Advanced automation, or ‘precision testing’ is the secret to fast, quality testing. Precision testing is scriptless and efficient, as it doesn’t require the constant maintenance that manual and script-based testing does. “Precision medicine uses a deep genetic understanding of a person’s specific condition to select the optimal treatment,” he says. “Likewise, precision testing truly understands the application being tested and uses this understanding to test it in the optimal way.” Once you’ve got quality, the key to making your testing work faster lies in simplicity, as no-code/low-code testing and autonomous testing are the only ways to keep up with the rapid pace of software innovation.

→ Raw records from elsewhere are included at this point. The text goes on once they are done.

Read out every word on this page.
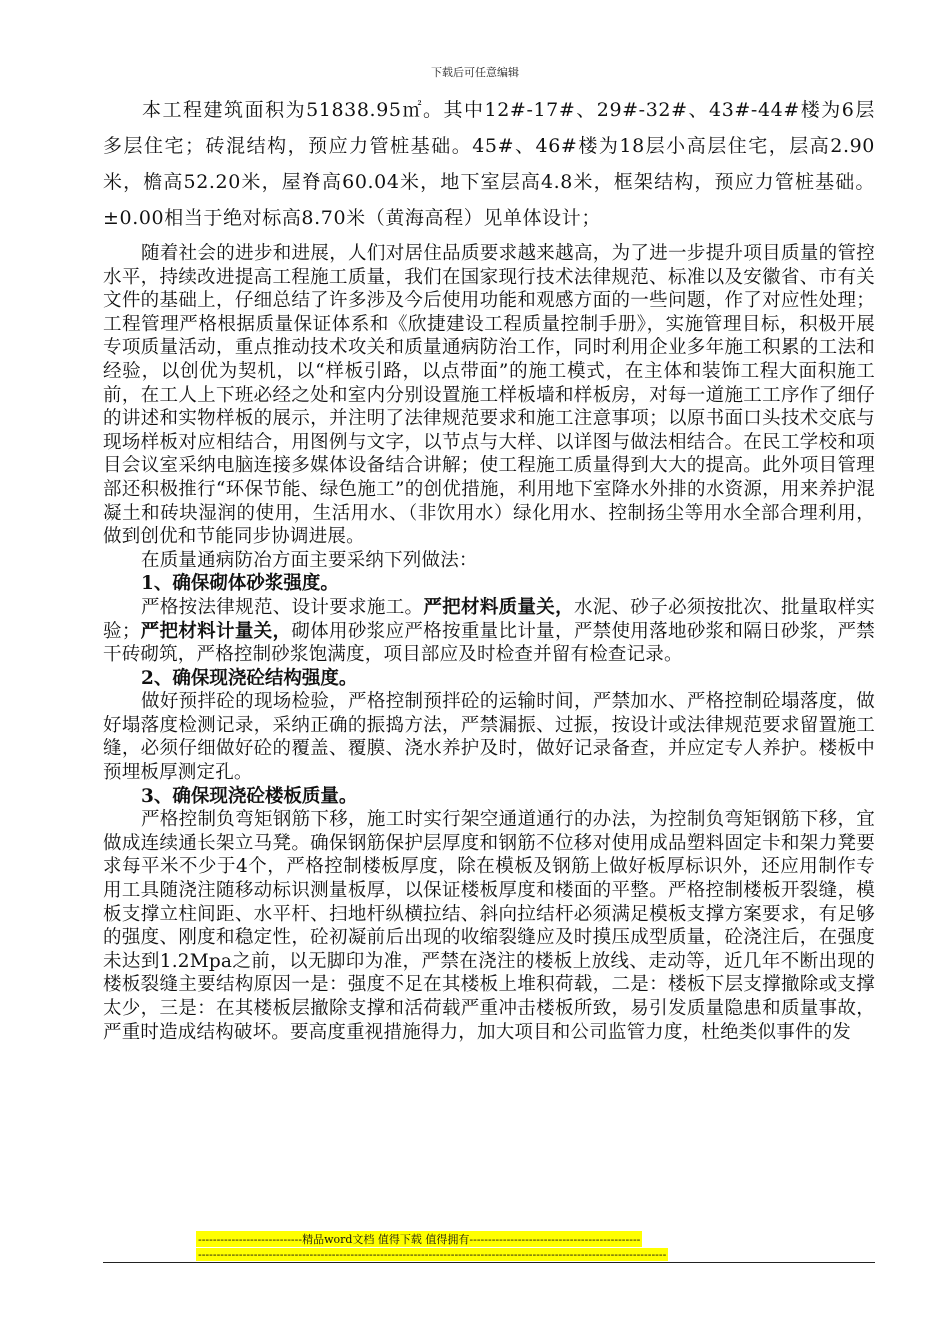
下载后可任意编辑

本工程建筑面积为51838.95㎡。其中12#-17#、29#-32#、43#-44#楼为6层多层住宅；砖混结构，预应力管桩基础。45#、46#楼为18层小高层住宅，层高2.90米，檐高52.20米，屋脊高60.04米，地下室层高4.8米，框架结构，预应力管桩基础。±0.00相当于绝对标高8.70米（黄海高程）见单体设计；

随着社会的进步和进展，人们对居住品质要求越来越高，为了进一步提升项目质量的管控水平，持续改进提高工程施工质量，我们在国家现行技术法律规范、标准以及安徽省、市有关文件的基础上，仔细总结了许多涉及今后使用功能和观感方面的一些问题，作了对应性处理；工程管理严格根据质量保证体系和《欣捷建设工程质量控制手册》，实施管理目标，积极开展专项质量活动，重点推动技术攻关和质量通病防治工作，同时利用企业多年施工积累的工法和经验，以创优为契机，以“样板引路，以点带面”的施工模式，在主体和装饰工程大面积施工前，在工人上下班必经之处和室内分别设置施工样板墙和样板房，对每一道施工工序作了细仔的讲述和实物样板的展示，并注明了法律规范要求和施工注意事项；以原书面口头技术交底与现场样板对应相结合，用图例与文字，以节点与大样、以详图与做法相结合。在民工学校和项目会议室采纳电脑连接多媒体设备结合讲解；使工程施工质量得到大大的提高。此外项目管理部还积极推行“环保节能、绿色施工”的创优措施，利用地下室降水外排的水资源，用来养护混凝土和砖块湿润的使用，生活用水、（非饮用水）绿化用水、控制扬尘等用水全部合理利用，做到创优和节能同步协调进展。

在质量通病防冶方面主要采纳下列做法：

1、确保砌体砂浆强度。

严格按法律规范、设计要求施工。严把材料质量关，水泥、砂子必须按批次、批量取样实验；严把材料计量关，砌体用砂浆应严格按重量比计量，严禁使用落地砂浆和隔日砂浆，严禁干砖砌筑，严格控制砂浆饱满度，项目部应及时检查并留有检查记录。

2、确保现浇砼结构强度。

做好预拌砼的现场检验，严格控制预拌砼的运输时间，严禁加水、严格控制砼塌落度，做好塌落度检测记录，采纳正确的振捣方法，严禁漏振、过振，按设计或法律规范要求留置施工缝，必须仔细做好砼的覆盖、覆膜、浇水养护及时，做好记录备查，并应定专人养护。楼板中预埋板厚测定孔。

3、确保现浇砼楼板质量。

严格控制负弯矩钢筋下移，施工时实行架空通道通行的办法，为控制负弯矩钢筋下移，宜做成连续通长架立马凳。确保钢筋保护层厚度和钢筋不位移对使用成品塑料固定卡和架力凳要求每平米不少于4个，严格控制楼板厚度，除在模板及钢筋上做好板厚标识外，还应用制作专用工具随浇注随移动标识测量板厚，以保证楼板厚度和楼面的平整。严格控制楼板开裂缝，模板支撑立柱间距、水平杆、扫地杆纵横拉结、斜向拉结杆必须满足模板支撑方案要求，有足够的强度、刚度和稳定性，砼初凝前后出现的收缩裂缝应及时摸压成型质量，砼浇注后，在强度未达到1.2Mpa之前，以无脚印为准，严禁在浇注的楼板上放线、走动等，近几年不断出现的楼板裂缝主要结构原因一是：强度不足在其楼板上堆积荷载，二是：楼板下层支撑撤除或支撑太少，三是：在其楼板层撤除支撑和活荷载严重冲击楼板所致，易引发质量隐患和质量事故，严重时造成结构破坏。要高度重视措施得力，加大项目和公司监管力度，杜绝类似事件的发

----------------------------精品word文档 值得下载 值得拥有----------------------------------------------
------------------------------------------------------------------------------------------------------------------------------
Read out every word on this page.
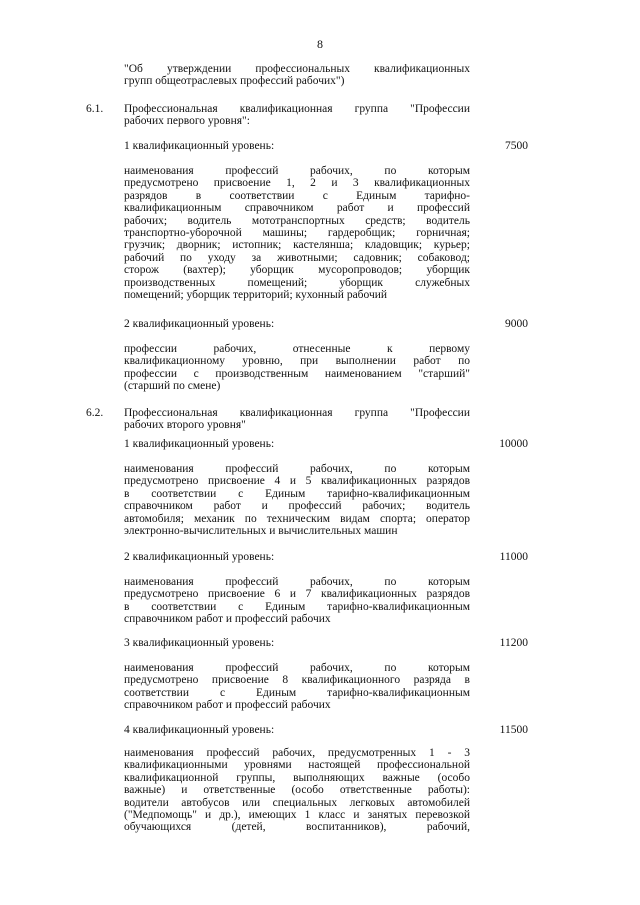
8
"Об утверждении профессиональных квалификационных
групп общеотраслевых профессий рабочих")
6.1. Профессиональная квалификационная группа "Профессии
рабочих первого уровня":
1 квалификационный уровень:	7500
наименования профессий рабочих, по которым
предусмотрено присвоение 1, 2 и 3 квалификационных
разрядов в соответствии с Единым тарифно-
квалификационным справочником работ и профессий
рабочих; водитель мототранспортных средств; водитель
транспортно-уборочной машины; гардеробщик; горничная;
грузчик; дворник; истопник; кастелянша; кладовщик; курьер;
рабочий по уходу за животными; садовник; собаковод;
сторож (вахтер); уборщик мусоропроводов; уборщик
производственных помещений; уборщик служебных
помещений; уборщик территорий; кухонный рабочий
2 квалификационный уровень:	9000
профессии рабочих, отнесенные к первому
квалификационному уровню, при выполнении работ по
профессии с производственным наименованием "старший"
(старший по смене)
6.2. Профессиональная квалификационная группа "Профессии
рабочих второго уровня"
1 квалификационный уровень:	10000
наименования профессий рабочих, по которым
предусмотрено присвоение 4 и 5 квалификационных разрядов
в соответствии с Единым тарифно-квалификационным
справочником работ и профессий рабочих; водитель
автомобиля; механик по техническим видам спорта; оператор
электронно-вычислительных и вычислительных машин
2 квалификационный уровень:	11000
наименования профессий рабочих, по которым
предусмотрено присвоение 6 и 7 квалификационных разрядов
в соответствии с Единым тарифно-квалификационным
справочником работ и профессий рабочих
3 квалификационный уровень:	11200
наименования профессий рабочих, по которым
предусмотрено присвоение 8 квалификационного разряда в
соответствии с Единым тарифно-квалификационным
справочником работ и профессий рабочих
4 квалификационный уровень:	11500
наименования профессий рабочих, предусмотренных 1 - 3
квалификационными уровнями настоящей профессиональной
квалификационной группы, выполняющих важные (особо
важные) и ответственные (особо ответственные работы):
водители автобусов или специальных легковых автомобилей
("Медпомощь" и др.), имеющих 1 класс и занятых перевозкой
обучающихся (детей, воспитанников), рабочий,
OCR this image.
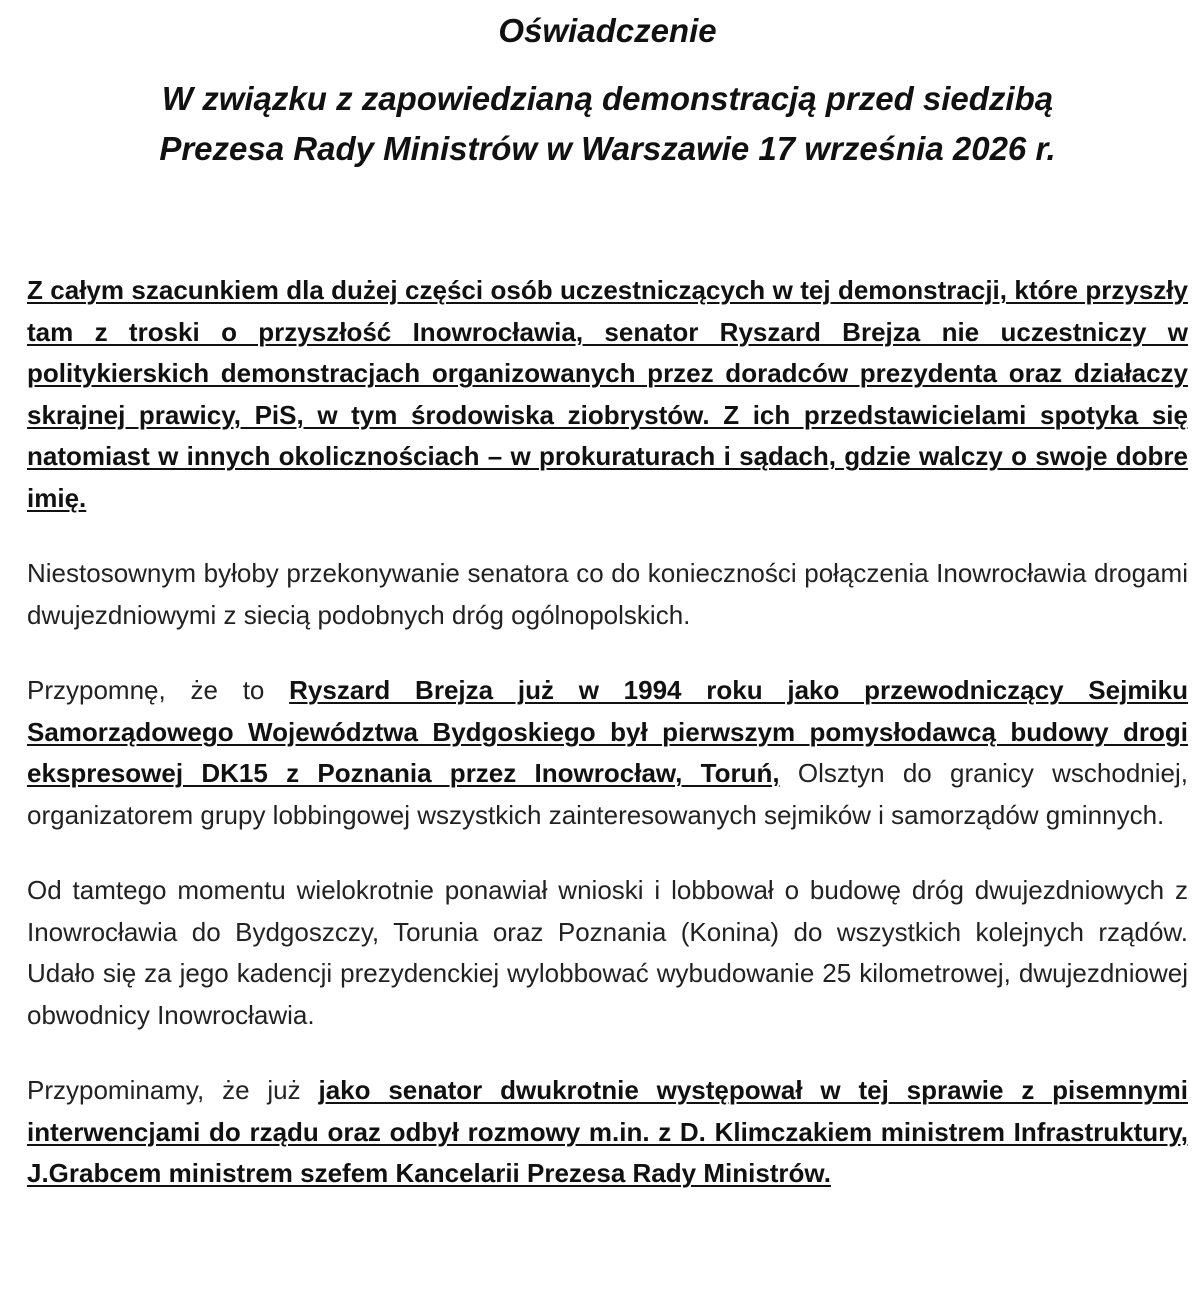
Oświadczenie
W związku z zapowiedzianą demonstracją przed siedzibą
Prezesa Rady Ministrów w Warszawie 17 września 2026 r.

Z całym szacunkiem dla dużej części osób uczestniczących w tej demonstracji, które przyszły tam z troski o przyszłość Inowrocławia, senator Ryszard Brejza nie uczestniczy w politykierskich demonstracjach organizowanych przez doradców prezydenta oraz działaczy skrajnej prawicy, PiS, w tym środowiska ziobrystów. Z ich przedstawicielami spotyka się natomiast w innych okolicznościach – w prokuraturach i sądach, gdzie walczy o swoje dobre imię.

Niestosownym byłoby przekonywanie senatora co do konieczności połączenia Inowrocławia drogami dwujezdniowymi z siecią podobnych dróg ogólnopolskich.

Przypomnę, że to Ryszard Brejza już w 1994 roku jako przewodniczący Sejmiku Samorządowego Województwa Bydgoskiego był pierwszym pomysłodawcą budowy drogi ekspresowej DK15 z Poznania przez Inowrocław, Toruń, Olsztyn do granicy wschodniej, organizatorem grupy lobbingowej wszystkich zainteresowanych sejmików i samorządów gminnych.

Od tamtego momentu wielokrotnie ponawiał wnioski i lobbował o budowę dróg dwujezdniowych z Inowrocławia do Bydgoszczy, Torunia oraz Poznania (Konina) do wszystkich kolejnych rządów. Udało się za jego kadencji prezydenckiej wylobbować wybudowanie 25 kilometrowej, dwujezdniowej obwodnicy Inowrocławia.

Przypominamy, że już jako senator dwukrotnie występował w tej sprawie z pisemnymi interwencjami do rządu oraz odbył rozmowy m.in. z D. Klimczakiem ministrem Infrastruktury, J.Grabcem ministrem szefem Kancelarii Prezesa Rady Ministrów.
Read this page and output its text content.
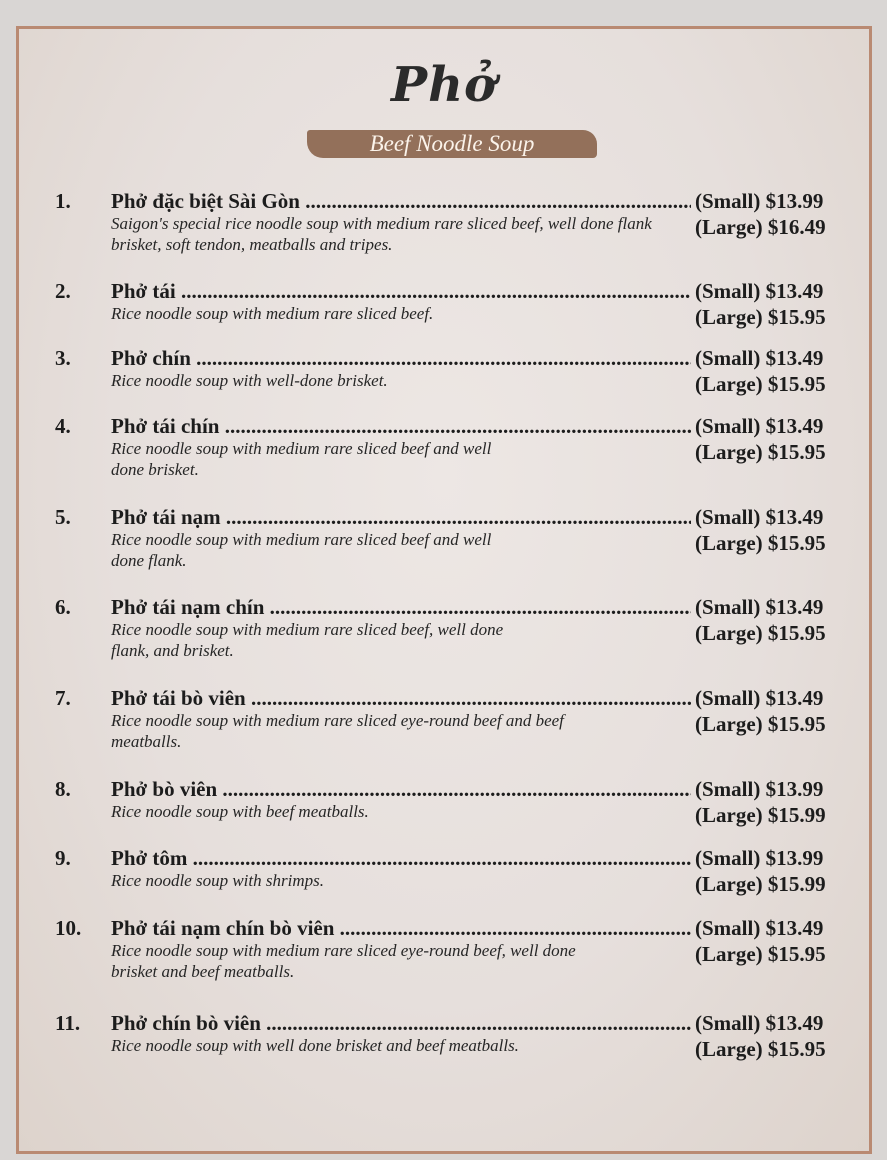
Phở
Beef Noodle Soup
1. Phở đặc biệt Sài Gòn .....
Saigon's special rice noodle soup with medium rare sliced beef, well done flank brisket, soft tendon, meatballs and tripes.
(Small) $13.99
(Large) $16.49
2. Phở tái .....
Rice noodle soup with medium rare sliced beef.
(Small) $13.49
(Large) $15.95
3. Phở chín .....
Rice noodle soup with well-done brisket.
(Small) $13.49
(Large) $15.95
4. Phở tái chín .....
Rice noodle soup with medium rare sliced beef and well done brisket.
(Small) $13.49
(Large) $15.95
5. Phở tái nạm .....
Rice noodle soup with medium rare sliced beef and well done flank.
(Small) $13.49
(Large) $15.95
6. Phở tái nạm chín .....
Rice noodle soup with medium rare sliced beef, well done flank, and brisket.
(Small) $13.49
(Large) $15.95
7. Phở tái bò viên .....
Rice noodle soup with medium rare sliced eye-round beef and beef meatballs.
(Small) $13.49
(Large) $15.95
8. Phở bò viên .....
Rice noodle soup with beef meatballs.
(Small) $13.99
(Large) $15.99
9. Phở tôm .....
Rice noodle soup with shrimps.
(Small) $13.99
(Large) $15.99
10. Phở tái nạm chín bò viên .....
Rice noodle soup with medium rare sliced eye-round beef, well done brisket and beef meatballs.
(Small) $13.49
(Large) $15.95
11. Phở chín bò viên .....
Rice noodle soup with well done brisket and beef meatballs.
(Small) $13.49
(Large) $15.95
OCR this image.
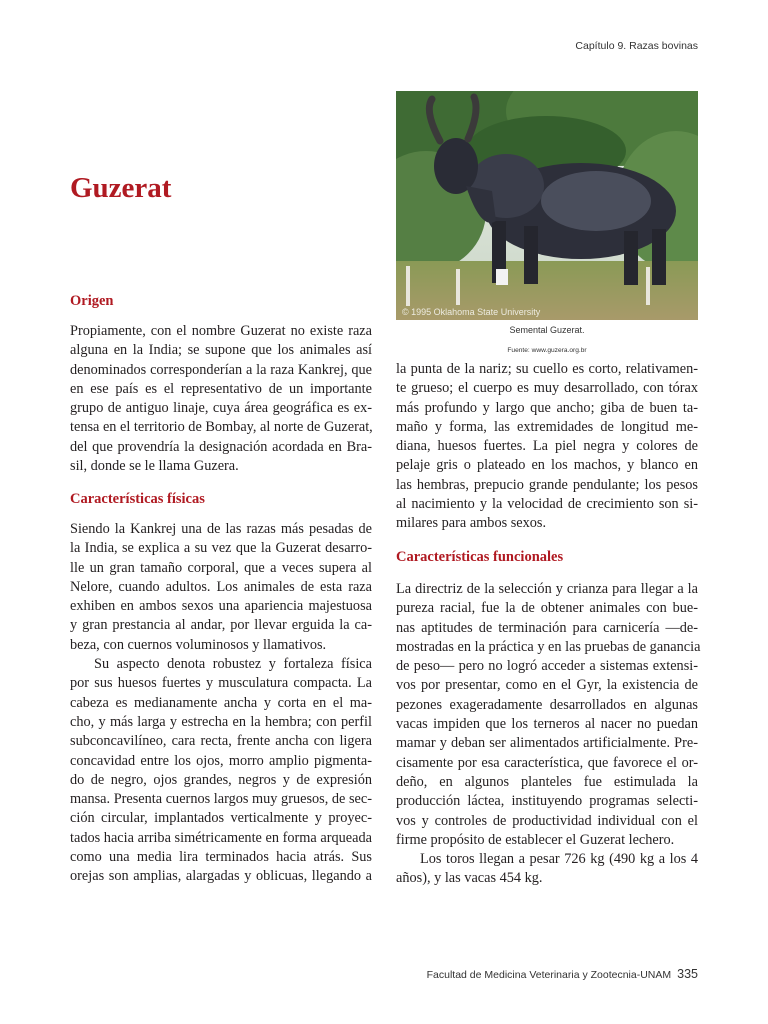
Capítulo 9. Razas bovinas
Guzerat
Origen
Propiamente, con el nombre Guzerat no existe raza
alguna en la India; se supone que los animales así
denominados corresponderían a la raza Kankrej, que
en ese país es el representativo de un importante
grupo de antiguo linaje, cuya área geográfica es ex-
tensa en el territorio de Bombay, al norte de Guzerat,
del que provendría la designación acordada en Bra-
sil, donde se le llama Guzera.
Características físicas
Siendo la Kankrej una de las razas más pesadas de
la India, se explica a su vez que la Guzerat desarro-
lle un gran tamaño corporal, que a veces supera al
Nelore, cuando adultos. Los animales de esta raza
exhiben en ambos sexos una apariencia majestuosa
y gran prestancia al andar, por llevar erguida la ca-
beza, con cuernos voluminosos y llamativos.
Su aspecto denota robustez y fortaleza física
por sus huesos fuertes y musculatura compacta. La
cabeza es medianamente ancha y corta en el ma-
cho, y más larga y estrecha en la hembra; con perfil
subconcavilíneo, cara recta, frente ancha con ligera
concavidad entre los ojos, morro amplio pigmenta-
do de negro, ojos grandes, negros y de expresión
mansa. Presenta cuernos largos muy gruesos, de sec-
ción circular, implantados verticalmente y proyec-
tados hacia arriba simétricamente en forma arqueada
como una media lira terminados hacia atrás. Sus
orejas son amplias, alargadas y oblicuas, llegando a
© 1995 Oklahoma State University
Semental Guzerat.
Fuente: www.guzera.org.br
la punta de la nariz; su cuello es corto, relativamen-
te grueso; el cuerpo es muy desarrollado, con tórax
más profundo y largo que ancho; giba de buen ta-
maño y forma, las extremidades de longitud me-
diana, huesos fuertes. La piel negra y colores de
pelaje gris o plateado en los machos, y blanco en
las hembras, prepucio grande pendulante; los pesos
al nacimiento y la velocidad de crecimiento son si-
milares para ambos sexos.
Características funcionales
La directriz de la selección y crianza para llegar a la
pureza racial, fue la de obtener animales con bue-
nas aptitudes de terminación para carnicería —de-
mostradas en la práctica y en las pruebas de ganancia
de peso— pero no logró acceder a sistemas extensi-
vos por presentar, como en el Gyr, la existencia de
pezones exageradamente desarrollados en algunas
vacas impiden que los terneros al nacer no puedan
mamar y deban ser alimentados artificialmente. Pre-
cisamente por esa característica, que favorece el or-
deño, en algunos planteles fue estimulada la
producción láctea, instituyendo programas selecti-
vos y controles de productividad individual con el
firme propósito de establecer el Guzerat lechero.
Los toros llegan a pesar 726 kg (490 kg a los 4
años), y las vacas 454 kg.
Facultad de Medicina Veterinaria y Zootecnia-UNAM 335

Cheaper prices could end up being an organic effect of having better and faster testing. “Approximately 40 percent of an organization’s application development budget is spent on testing,” Pierce explains. “As we make software testing faster, cheaper will be a natural side effect.”
To Pierce, software testing is an underrated sector of technological innovation, as many organizations continue to use script-based and manual testing, not realizing how their results could change if they switched to precision testing. The price of precision testing may be an initial turnoff, but Pierce insists that automation pays for itself, as it will exponentially improve the quality and efficiency of your software testing.